It wouldn't be easy.
You have 9 LED elements on the strip, each one has a forward voltage of around 2.5-3v, so in total a voltage of at least around 22-24v is required for them to turn on, as you found out.
Once they're lit up, you need to limit the current flowing through them, otherwise they'll simply take as much power from battery or whatever you connect the strip to, and the LEDs will blow up. That's the purpose of those 3 resistors - smaller resistance means more current flows through the LEDs and they'll be brighter, higher resistance means less current, so the LEDs will be less bright.
Now there's usually just one resistor for a series of LEDs but you have three at the start of the strip, which can mean several things :
1. the designer may have connected the three in parallel so that they'll act as a single larger resistor with smaller resistance and higher resistance to temperature (the three of them will heat less)
2. each LED in the strip may actually be formed out of three smaller leds under that yellow cover (phosphorus), so in reality you actually have three individual strips of 9 smaller LEDs.
You can put a multimeter in continuity mode and test to see if the ends of the resistors are connected together - this way you'll know if the resistors are in parallel (like I say in point 1). If there's no continuity between a couple of the resistors you know you're looking at case 2, three separate strips.

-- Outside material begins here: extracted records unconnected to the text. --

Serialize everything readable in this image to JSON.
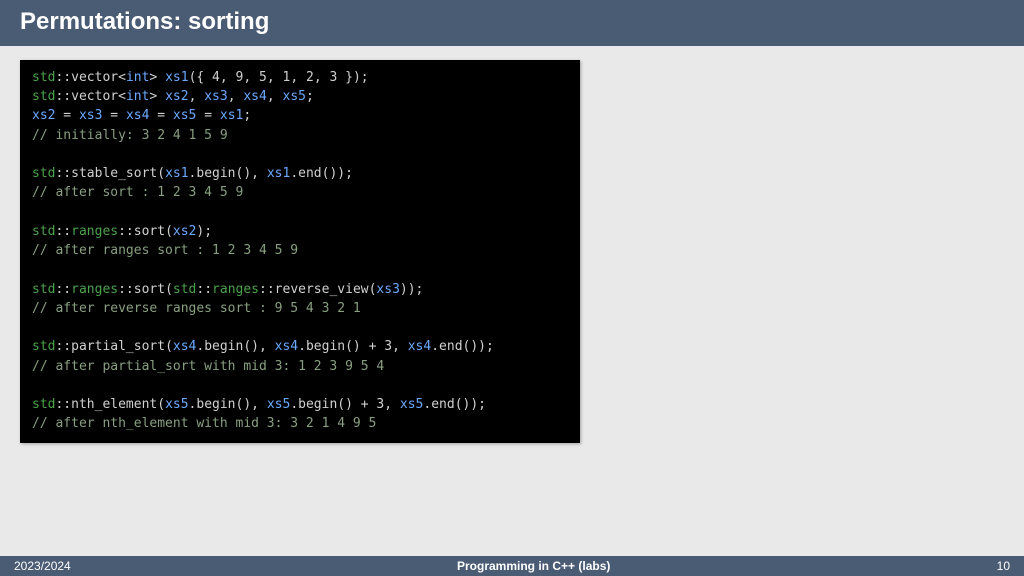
{
  "header": {
    "title": "Permutations: sorting"
  },
  "footer": {
    "year": "2023/2024",
    "course": "Programming in C++ (labs)",
    "page": "10"
  },
  "code": {
    "lines": [
      [
        [
          "ns",
          "std"
        ],
        [
          "punc",
          "::"
        ],
        [
          "func",
          "vector"
        ],
        [
          "punc",
          "<"
        ],
        [
          "type",
          "int"
        ],
        [
          "punc",
          "> "
        ],
        [
          "id",
          "xs1"
        ],
        [
          "punc",
          "({ "
        ],
        [
          "num",
          "4"
        ],
        [
          "punc",
          ", "
        ],
        [
          "num",
          "9"
        ],
        [
          "punc",
          ", "
        ],
        [
          "num",
          "5"
        ],
        [
          "punc",
          ", "
        ],
        [
          "num",
          "1"
        ],
        [
          "punc",
          ", "
        ],
        [
          "num",
          "2"
        ],
        [
          "punc",
          ", "
        ],
        [
          "num",
          "3"
        ],
        [
          "punc",
          " });"
        ]
      ],
      [
        [
          "ns",
          "std"
        ],
        [
          "punc",
          "::"
        ],
        [
          "func",
          "vector"
        ],
        [
          "punc",
          "<"
        ],
        [
          "type",
          "int"
        ],
        [
          "punc",
          "> "
        ],
        [
          "id",
          "xs2"
        ],
        [
          "punc",
          ", "
        ],
        [
          "id",
          "xs3"
        ],
        [
          "punc",
          ", "
        ],
        [
          "id",
          "xs4"
        ],
        [
          "punc",
          ", "
        ],
        [
          "id",
          "xs5"
        ],
        [
          "punc",
          ";"
        ]
      ],
      [
        [
          "id",
          "xs2"
        ],
        [
          "punc",
          " = "
        ],
        [
          "id",
          "xs3"
        ],
        [
          "punc",
          " = "
        ],
        [
          "id",
          "xs4"
        ],
        [
          "punc",
          " = "
        ],
        [
          "id",
          "xs5"
        ],
        [
          "punc",
          " = "
        ],
        [
          "id",
          "xs1"
        ],
        [
          "punc",
          ";"
        ]
      ],
      [
        [
          "cmt",
          "// initially: 3 2 4 1 5 9"
        ]
      ],
      [],
      [
        [
          "ns",
          "std"
        ],
        [
          "punc",
          "::"
        ],
        [
          "func",
          "stable_sort"
        ],
        [
          "punc",
          "("
        ],
        [
          "id",
          "xs1"
        ],
        [
          "punc",
          "."
        ],
        [
          "func",
          "begin"
        ],
        [
          "punc",
          "(), "
        ],
        [
          "id",
          "xs1"
        ],
        [
          "punc",
          "."
        ],
        [
          "func",
          "end"
        ],
        [
          "punc",
          "());"
        ]
      ],
      [
        [
          "cmt",
          "// after sort : 1 2 3 4 5 9"
        ]
      ],
      [],
      [
        [
          "ns",
          "std"
        ],
        [
          "punc",
          "::"
        ],
        [
          "ns",
          "ranges"
        ],
        [
          "punc",
          "::"
        ],
        [
          "func",
          "sort"
        ],
        [
          "punc",
          "("
        ],
        [
          "id",
          "xs2"
        ],
        [
          "punc",
          ");"
        ]
      ],
      [
        [
          "cmt",
          "// after ranges sort : 1 2 3 4 5 9"
        ]
      ],
      [],
      [
        [
          "ns",
          "std"
        ],
        [
          "punc",
          "::"
        ],
        [
          "ns",
          "ranges"
        ],
        [
          "punc",
          "::"
        ],
        [
          "func",
          "sort"
        ],
        [
          "punc",
          "("
        ],
        [
          "ns",
          "std"
        ],
        [
          "punc",
          "::"
        ],
        [
          "ns",
          "ranges"
        ],
        [
          "punc",
          "::"
        ],
        [
          "func",
          "reverse_view"
        ],
        [
          "punc",
          "("
        ],
        [
          "id",
          "xs3"
        ],
        [
          "punc",
          "));"
        ]
      ],
      [
        [
          "cmt",
          "// after reverse ranges sort : 9 5 4 3 2 1"
        ]
      ],
      [],
      [
        [
          "ns",
          "std"
        ],
        [
          "punc",
          "::"
        ],
        [
          "func",
          "partial_sort"
        ],
        [
          "punc",
          "("
        ],
        [
          "id",
          "xs4"
        ],
        [
          "punc",
          "."
        ],
        [
          "func",
          "begin"
        ],
        [
          "punc",
          "(), "
        ],
        [
          "id",
          "xs4"
        ],
        [
          "punc",
          "."
        ],
        [
          "func",
          "begin"
        ],
        [
          "punc",
          "() + "
        ],
        [
          "num",
          "3"
        ],
        [
          "punc",
          ", "
        ],
        [
          "id",
          "xs4"
        ],
        [
          "punc",
          "."
        ],
        [
          "func",
          "end"
        ],
        [
          "punc",
          "());"
        ]
      ],
      [
        [
          "cmt",
          "// after partial_sort with mid 3: 1 2 3 9 5 4"
        ]
      ],
      [],
      [
        [
          "ns",
          "std"
        ],
        [
          "punc",
          "::"
        ],
        [
          "func",
          "nth_element"
        ],
        [
          "punc",
          "("
        ],
        [
          "id",
          "xs5"
        ],
        [
          "punc",
          "."
        ],
        [
          "func",
          "begin"
        ],
        [
          "punc",
          "(), "
        ],
        [
          "id",
          "xs5"
        ],
        [
          "punc",
          "."
        ],
        [
          "func",
          "begin"
        ],
        [
          "punc",
          "() + "
        ],
        [
          "num",
          "3"
        ],
        [
          "punc",
          ", "
        ],
        [
          "id",
          "xs5"
        ],
        [
          "punc",
          "."
        ],
        [
          "func",
          "end"
        ],
        [
          "punc",
          "());"
        ]
      ],
      [
        [
          "cmt",
          "// after nth_element with mid 3: 3 2 1 4 9 5"
        ]
      ]
    ]
  }
}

To make your strip work with 12v , you'd have to basically interrupt the connection between leds after each 3 leds. After each set of three leds, you'd have to connect the end of the led to the negative trace, you can see it if you look carefully, the trace where you solder the black wire goes all the way to the end of the board and connects to the last led.
At the start of the 2nd set of 3 leds and the 3rd set of 3 leds, you have to bring power, the red wire, and you'd also have to install three resistors between power and first led from the series, to limit the current to those 2 new strips of 3 leds.